I think you'll find huge use of TCL on JVM, via JACL.  In fact, I'd bet there's more use than Jython, since I can think of one consultingware vendor whose old TCL-plus-C++-extensions product is now TCL-on-JACL.

Rodger Donaldson
Thursday, May 09, 2002

Now I'm way down at the bottom and nobody cares about this issue any longer, but anyway...

I don't think there is anything wrong with the ability to use (and the promotion of this by Microsoft) multiple languages with .NET.

It would be tricky for half of a team to use VB and half to use C#, and I wouldn't recommend it. What it does is give shops that already use one language the ability to jump right in and be productive.

Plus, if you encapsulate everything properly and use web services (or some other non-language specific method) to communicate, different teams can use the language they want and everything will work together.

Glarkonman 2000
Saturday, May 11, 2002

Do you have worked with JAVA and C#? I'm code with JAVA since 2000', and code with C# since 2002.
I think that .NET not IS JAVA, and JAVA is now a "deprecated" language. Security issues lock the java technology, the JAVA API is inconsistent (java, javax, sun, sunx, com.sun, etc, etc)  ... result: .NET is better, more secure, faster and much productive than JAVA.

Rafael
Wednesday, May 05, 2004

"...the ability to jump right in and be productive."
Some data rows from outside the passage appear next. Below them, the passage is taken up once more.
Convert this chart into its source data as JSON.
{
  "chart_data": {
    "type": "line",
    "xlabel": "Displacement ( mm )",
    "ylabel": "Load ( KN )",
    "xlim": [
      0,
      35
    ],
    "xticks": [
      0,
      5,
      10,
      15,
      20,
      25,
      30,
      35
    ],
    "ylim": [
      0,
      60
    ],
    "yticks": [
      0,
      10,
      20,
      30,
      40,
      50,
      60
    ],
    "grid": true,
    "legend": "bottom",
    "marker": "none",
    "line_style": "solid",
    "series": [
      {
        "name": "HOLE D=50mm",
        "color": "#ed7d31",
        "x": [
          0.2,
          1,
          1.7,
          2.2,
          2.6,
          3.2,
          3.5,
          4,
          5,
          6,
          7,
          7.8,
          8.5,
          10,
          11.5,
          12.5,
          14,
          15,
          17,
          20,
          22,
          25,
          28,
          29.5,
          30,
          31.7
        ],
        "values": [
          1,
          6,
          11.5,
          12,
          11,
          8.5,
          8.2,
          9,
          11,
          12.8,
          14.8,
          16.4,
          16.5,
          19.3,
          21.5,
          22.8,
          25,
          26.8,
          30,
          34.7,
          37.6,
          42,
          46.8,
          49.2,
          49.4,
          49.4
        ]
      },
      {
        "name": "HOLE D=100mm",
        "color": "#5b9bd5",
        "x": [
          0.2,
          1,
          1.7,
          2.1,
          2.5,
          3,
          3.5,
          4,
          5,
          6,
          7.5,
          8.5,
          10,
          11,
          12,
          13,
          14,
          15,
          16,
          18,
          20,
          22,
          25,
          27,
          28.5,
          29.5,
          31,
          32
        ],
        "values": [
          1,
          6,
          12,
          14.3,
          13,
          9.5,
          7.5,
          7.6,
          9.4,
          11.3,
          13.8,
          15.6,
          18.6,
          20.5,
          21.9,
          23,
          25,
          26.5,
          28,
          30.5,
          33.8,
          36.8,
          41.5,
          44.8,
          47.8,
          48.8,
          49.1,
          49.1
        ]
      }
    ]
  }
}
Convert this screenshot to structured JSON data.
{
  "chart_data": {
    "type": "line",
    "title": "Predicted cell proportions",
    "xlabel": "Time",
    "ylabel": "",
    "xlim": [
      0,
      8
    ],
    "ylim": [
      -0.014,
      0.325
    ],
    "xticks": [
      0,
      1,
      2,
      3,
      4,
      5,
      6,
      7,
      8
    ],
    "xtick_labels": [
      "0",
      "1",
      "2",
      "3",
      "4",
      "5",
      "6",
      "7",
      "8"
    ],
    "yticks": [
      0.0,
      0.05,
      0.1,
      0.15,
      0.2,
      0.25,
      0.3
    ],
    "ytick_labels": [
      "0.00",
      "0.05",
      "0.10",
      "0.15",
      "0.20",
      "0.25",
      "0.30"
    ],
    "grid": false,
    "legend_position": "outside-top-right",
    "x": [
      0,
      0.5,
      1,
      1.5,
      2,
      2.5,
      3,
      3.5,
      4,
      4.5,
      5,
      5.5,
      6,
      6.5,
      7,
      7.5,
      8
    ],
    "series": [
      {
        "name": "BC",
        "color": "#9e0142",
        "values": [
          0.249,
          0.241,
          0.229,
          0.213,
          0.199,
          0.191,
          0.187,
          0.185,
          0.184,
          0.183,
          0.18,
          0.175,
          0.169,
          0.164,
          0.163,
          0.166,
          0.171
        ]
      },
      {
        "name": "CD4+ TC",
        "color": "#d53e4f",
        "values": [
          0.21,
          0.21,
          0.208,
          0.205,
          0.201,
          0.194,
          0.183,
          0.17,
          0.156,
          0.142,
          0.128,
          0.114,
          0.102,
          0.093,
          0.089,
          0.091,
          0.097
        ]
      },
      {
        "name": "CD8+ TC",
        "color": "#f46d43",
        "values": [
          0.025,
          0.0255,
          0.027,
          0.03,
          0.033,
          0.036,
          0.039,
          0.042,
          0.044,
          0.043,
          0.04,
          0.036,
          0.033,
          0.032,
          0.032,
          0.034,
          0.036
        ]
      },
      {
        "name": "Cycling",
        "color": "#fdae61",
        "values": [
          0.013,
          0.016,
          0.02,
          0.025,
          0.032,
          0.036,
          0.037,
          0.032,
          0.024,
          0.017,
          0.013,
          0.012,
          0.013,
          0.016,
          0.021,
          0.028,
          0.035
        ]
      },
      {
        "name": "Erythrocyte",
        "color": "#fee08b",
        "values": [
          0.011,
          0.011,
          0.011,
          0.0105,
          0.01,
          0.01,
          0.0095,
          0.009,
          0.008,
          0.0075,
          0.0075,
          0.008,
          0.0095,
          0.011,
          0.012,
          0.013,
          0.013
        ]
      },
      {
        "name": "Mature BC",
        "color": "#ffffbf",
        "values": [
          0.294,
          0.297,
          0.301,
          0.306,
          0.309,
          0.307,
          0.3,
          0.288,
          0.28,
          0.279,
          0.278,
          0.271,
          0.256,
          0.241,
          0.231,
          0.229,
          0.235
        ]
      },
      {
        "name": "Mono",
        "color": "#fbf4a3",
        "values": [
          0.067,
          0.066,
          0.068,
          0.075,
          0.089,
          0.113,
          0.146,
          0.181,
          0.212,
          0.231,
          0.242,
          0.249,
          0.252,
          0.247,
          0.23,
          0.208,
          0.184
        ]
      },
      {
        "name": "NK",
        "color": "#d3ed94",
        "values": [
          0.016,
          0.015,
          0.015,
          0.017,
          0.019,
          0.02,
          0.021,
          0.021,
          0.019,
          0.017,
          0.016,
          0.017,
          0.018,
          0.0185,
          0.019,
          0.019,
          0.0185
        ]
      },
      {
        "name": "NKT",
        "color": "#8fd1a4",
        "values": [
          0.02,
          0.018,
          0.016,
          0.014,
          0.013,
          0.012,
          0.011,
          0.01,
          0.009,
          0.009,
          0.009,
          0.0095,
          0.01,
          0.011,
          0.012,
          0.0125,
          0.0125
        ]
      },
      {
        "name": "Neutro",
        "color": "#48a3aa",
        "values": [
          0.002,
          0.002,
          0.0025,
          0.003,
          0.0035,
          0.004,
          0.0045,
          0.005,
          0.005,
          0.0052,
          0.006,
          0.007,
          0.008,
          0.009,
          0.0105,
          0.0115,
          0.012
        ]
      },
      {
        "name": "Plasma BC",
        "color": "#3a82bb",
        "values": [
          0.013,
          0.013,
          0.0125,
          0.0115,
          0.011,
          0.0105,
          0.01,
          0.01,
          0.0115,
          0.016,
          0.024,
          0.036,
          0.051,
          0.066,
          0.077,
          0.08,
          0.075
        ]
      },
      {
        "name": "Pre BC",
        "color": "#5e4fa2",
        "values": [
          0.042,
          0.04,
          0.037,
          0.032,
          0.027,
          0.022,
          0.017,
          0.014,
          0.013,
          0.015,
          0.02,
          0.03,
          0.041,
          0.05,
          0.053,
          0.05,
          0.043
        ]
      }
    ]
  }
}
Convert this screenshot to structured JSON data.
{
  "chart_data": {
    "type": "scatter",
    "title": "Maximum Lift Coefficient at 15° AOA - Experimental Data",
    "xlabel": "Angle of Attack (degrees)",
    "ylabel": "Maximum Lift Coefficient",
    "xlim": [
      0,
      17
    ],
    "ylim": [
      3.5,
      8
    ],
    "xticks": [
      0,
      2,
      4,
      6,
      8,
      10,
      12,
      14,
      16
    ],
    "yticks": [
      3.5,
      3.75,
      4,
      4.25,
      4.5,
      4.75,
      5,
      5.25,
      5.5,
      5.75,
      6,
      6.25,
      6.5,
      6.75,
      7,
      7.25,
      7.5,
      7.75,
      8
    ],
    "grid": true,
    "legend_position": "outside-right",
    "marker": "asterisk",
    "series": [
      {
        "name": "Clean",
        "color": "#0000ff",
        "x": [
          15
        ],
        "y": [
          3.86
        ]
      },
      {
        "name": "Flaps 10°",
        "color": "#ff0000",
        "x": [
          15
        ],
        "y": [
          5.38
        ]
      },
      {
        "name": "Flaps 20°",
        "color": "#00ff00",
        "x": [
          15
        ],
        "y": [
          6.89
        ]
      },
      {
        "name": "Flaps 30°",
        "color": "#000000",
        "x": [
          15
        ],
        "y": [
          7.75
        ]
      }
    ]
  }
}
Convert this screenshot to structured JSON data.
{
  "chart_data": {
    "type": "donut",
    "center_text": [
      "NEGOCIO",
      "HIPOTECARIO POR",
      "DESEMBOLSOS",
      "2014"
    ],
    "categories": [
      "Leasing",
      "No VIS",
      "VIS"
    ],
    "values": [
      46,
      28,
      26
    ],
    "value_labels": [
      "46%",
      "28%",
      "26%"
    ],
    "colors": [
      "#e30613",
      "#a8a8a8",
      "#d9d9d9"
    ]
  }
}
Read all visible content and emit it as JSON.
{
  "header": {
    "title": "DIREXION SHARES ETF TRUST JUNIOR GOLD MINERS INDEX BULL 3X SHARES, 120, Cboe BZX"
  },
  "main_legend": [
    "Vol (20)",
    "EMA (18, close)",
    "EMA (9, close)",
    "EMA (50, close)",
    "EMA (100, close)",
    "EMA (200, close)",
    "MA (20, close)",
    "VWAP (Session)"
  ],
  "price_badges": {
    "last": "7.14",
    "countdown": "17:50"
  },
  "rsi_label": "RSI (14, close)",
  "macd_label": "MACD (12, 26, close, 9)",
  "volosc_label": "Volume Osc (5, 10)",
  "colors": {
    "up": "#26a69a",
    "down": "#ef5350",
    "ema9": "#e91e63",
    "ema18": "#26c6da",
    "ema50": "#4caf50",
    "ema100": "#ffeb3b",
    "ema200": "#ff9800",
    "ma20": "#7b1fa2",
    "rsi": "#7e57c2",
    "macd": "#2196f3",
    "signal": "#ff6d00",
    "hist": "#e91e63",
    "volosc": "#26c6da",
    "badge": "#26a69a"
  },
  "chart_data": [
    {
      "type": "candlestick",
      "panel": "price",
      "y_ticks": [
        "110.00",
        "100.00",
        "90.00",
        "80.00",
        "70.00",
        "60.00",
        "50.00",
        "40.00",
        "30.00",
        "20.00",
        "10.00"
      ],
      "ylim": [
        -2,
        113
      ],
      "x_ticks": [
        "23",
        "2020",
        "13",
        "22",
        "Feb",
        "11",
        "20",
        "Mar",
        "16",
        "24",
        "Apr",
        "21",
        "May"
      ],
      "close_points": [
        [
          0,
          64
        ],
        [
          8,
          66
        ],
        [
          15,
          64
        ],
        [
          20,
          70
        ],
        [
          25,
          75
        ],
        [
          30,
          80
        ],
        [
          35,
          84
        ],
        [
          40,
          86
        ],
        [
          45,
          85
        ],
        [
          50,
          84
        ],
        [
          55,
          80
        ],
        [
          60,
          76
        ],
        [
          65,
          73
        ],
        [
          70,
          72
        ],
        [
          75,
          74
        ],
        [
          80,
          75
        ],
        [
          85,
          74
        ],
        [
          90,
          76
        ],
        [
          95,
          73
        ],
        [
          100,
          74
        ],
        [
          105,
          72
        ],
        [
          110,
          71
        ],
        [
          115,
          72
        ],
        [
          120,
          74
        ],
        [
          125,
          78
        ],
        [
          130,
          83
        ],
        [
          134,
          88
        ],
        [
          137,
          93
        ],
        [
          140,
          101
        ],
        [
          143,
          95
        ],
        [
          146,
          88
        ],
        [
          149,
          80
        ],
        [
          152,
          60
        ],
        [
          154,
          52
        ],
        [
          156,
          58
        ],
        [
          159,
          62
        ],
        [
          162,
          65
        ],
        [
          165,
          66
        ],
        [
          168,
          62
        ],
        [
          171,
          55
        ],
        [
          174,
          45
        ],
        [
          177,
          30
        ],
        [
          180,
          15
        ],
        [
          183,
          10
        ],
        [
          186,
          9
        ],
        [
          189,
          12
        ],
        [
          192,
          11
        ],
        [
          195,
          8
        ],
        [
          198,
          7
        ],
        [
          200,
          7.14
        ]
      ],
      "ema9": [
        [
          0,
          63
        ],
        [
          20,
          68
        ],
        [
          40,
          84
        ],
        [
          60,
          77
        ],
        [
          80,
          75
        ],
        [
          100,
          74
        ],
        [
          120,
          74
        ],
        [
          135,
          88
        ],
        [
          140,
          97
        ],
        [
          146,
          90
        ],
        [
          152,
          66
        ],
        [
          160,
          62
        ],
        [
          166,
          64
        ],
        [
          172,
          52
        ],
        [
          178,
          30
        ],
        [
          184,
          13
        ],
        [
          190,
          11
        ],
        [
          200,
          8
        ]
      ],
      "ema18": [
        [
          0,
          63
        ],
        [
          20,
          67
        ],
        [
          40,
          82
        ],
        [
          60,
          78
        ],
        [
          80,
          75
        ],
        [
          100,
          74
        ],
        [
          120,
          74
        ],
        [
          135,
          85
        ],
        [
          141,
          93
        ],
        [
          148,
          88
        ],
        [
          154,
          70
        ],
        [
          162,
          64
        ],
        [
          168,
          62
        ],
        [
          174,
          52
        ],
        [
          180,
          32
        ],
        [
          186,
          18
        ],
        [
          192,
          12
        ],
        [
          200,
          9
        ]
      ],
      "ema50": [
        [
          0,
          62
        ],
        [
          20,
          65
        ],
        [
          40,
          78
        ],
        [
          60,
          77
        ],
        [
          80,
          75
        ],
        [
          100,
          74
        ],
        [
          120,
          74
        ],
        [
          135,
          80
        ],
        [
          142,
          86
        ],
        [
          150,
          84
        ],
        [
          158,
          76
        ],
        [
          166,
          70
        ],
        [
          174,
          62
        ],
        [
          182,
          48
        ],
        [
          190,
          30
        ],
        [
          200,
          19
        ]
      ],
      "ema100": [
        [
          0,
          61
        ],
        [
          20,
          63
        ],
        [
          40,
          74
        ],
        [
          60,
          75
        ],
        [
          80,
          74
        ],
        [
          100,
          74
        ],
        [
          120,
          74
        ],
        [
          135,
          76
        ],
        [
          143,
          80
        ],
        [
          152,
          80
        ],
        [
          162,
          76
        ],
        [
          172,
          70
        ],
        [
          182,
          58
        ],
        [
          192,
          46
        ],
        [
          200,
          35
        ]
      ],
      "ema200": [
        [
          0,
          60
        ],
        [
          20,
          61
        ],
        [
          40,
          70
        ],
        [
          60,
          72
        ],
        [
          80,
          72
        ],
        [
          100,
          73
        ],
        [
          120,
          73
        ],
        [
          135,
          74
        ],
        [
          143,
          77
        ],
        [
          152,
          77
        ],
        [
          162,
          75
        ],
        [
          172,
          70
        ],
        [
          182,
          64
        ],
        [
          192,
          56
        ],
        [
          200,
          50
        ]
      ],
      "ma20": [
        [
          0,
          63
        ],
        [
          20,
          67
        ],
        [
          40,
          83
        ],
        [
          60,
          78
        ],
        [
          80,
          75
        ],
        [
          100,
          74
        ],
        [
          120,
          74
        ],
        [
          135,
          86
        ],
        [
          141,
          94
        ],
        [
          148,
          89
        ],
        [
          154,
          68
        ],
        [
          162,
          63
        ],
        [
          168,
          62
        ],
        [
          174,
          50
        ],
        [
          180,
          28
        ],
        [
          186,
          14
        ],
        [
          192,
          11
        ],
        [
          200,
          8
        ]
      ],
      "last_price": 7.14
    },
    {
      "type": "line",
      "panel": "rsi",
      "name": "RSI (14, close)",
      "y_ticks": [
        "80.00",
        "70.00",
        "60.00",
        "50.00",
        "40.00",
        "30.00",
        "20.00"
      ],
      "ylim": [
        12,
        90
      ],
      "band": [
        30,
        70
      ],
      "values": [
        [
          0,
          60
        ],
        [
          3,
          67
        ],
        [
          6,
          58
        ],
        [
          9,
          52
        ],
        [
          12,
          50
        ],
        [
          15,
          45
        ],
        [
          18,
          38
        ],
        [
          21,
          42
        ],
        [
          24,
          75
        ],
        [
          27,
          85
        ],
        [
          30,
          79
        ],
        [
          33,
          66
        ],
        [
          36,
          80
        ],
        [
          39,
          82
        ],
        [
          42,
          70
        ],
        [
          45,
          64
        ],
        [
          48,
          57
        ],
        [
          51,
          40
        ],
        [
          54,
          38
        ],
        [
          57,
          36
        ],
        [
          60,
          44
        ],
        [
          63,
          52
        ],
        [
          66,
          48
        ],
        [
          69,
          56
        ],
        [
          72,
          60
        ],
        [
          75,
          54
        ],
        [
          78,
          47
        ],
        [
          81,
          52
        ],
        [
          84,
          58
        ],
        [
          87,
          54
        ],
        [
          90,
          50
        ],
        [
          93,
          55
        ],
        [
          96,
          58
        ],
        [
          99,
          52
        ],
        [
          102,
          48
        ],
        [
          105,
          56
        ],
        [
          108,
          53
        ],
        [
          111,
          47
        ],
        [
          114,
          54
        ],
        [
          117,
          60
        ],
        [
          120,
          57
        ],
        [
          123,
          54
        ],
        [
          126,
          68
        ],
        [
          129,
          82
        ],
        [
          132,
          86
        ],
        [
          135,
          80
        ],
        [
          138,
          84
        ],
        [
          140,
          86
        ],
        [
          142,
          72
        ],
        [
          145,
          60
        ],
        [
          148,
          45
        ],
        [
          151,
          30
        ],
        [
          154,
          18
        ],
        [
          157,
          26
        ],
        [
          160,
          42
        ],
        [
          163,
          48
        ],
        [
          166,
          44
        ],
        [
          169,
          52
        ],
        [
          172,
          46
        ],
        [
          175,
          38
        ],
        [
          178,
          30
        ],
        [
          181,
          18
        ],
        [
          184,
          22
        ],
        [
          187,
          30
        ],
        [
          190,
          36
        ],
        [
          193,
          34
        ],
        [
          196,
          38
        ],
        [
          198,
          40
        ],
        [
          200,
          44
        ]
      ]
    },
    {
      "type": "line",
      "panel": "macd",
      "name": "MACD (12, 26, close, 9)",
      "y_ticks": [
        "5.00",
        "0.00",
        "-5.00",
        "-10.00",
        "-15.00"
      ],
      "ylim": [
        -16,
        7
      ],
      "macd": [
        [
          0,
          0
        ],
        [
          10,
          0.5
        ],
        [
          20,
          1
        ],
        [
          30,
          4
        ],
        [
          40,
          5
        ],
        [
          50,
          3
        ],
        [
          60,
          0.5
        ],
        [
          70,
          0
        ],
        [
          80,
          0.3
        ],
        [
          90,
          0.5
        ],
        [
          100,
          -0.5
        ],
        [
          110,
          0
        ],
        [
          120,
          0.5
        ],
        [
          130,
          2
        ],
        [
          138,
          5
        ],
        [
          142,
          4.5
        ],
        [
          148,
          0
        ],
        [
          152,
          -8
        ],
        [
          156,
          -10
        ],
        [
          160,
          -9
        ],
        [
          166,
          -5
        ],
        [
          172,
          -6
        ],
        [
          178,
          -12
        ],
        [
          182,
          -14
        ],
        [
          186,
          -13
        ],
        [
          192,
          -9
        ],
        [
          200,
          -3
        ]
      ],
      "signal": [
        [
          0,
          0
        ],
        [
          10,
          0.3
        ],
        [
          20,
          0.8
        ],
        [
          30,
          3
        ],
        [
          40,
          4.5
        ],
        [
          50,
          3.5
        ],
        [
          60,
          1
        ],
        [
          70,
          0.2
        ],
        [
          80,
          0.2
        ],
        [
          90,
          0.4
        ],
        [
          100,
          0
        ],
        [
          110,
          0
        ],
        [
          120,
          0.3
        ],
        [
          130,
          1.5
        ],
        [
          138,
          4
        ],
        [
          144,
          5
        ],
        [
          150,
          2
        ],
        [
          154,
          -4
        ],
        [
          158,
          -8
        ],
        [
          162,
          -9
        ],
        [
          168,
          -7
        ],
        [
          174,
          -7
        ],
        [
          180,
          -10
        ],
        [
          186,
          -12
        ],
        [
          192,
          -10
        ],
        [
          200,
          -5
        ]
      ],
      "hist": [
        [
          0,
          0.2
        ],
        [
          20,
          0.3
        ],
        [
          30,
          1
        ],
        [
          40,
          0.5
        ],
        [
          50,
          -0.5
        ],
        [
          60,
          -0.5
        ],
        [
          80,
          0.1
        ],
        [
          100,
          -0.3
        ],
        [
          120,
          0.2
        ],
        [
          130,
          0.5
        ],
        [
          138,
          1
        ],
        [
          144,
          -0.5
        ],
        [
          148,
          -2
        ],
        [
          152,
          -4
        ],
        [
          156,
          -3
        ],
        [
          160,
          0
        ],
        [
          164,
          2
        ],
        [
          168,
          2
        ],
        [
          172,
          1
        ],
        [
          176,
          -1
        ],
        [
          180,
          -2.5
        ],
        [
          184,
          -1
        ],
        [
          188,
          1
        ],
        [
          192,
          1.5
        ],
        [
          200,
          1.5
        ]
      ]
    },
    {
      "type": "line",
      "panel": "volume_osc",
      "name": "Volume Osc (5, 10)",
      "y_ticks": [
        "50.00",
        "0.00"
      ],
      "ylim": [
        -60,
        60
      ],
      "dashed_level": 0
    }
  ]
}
Actually this is not the case with VB.NET, and the reason I searched for why ".NET is Java" in the first place.  Sure, Microsoft offers a migration wizard to port old VB code to the new .NET way of doing things, but this doesn't work moving forward.

The various new versions of Microsoft's Visual Basic products have succeeded, in part, because they were incremental improvements on an earlier standard.  The essential advantage of Visual Basic has always been to remove syntactical and structural requirements of programming, and put most of the design process into the Rapid Application Development realm.  (Call me lazy, but time is money.)  Its ease of use and shallow learning curve  made VB "...one of the most used languages on the Windows platform ...said to represent some 70 to 80% of all commercial development" according to Wikipedia.

I suspect that the .NET framework evolved out of Microsoft's J++ product after Sun rightfully started crying foul.  The bigger-better sandbox (full of someone else's sand) approach is is nothing new to Microsoft, or the rest of the world.  Windows is MacOS is Xerox PARC. 

I must admit that the success of Visual Studio lies in the integration of logic examples, now even from the web, into the IDE.  (Try getting usable code out of the java docs.)  By discontinuing the document and control-oriented methods and properties of Classic Visual Basic, Microsoft abandoned a workhorse and told VB programmers to take a flying leap.  The code examples are their only safety net.

VB.NET is Java, from its coded object orientation and virtual machine, to its library imports, strong typing, single-inheritance, exception handling, threading, operators, string manipulation, casting, arrays, graphic panels, and garbage collection.  I recommend that all VB programmers take a Java class before diving into (ja)Vb.NET.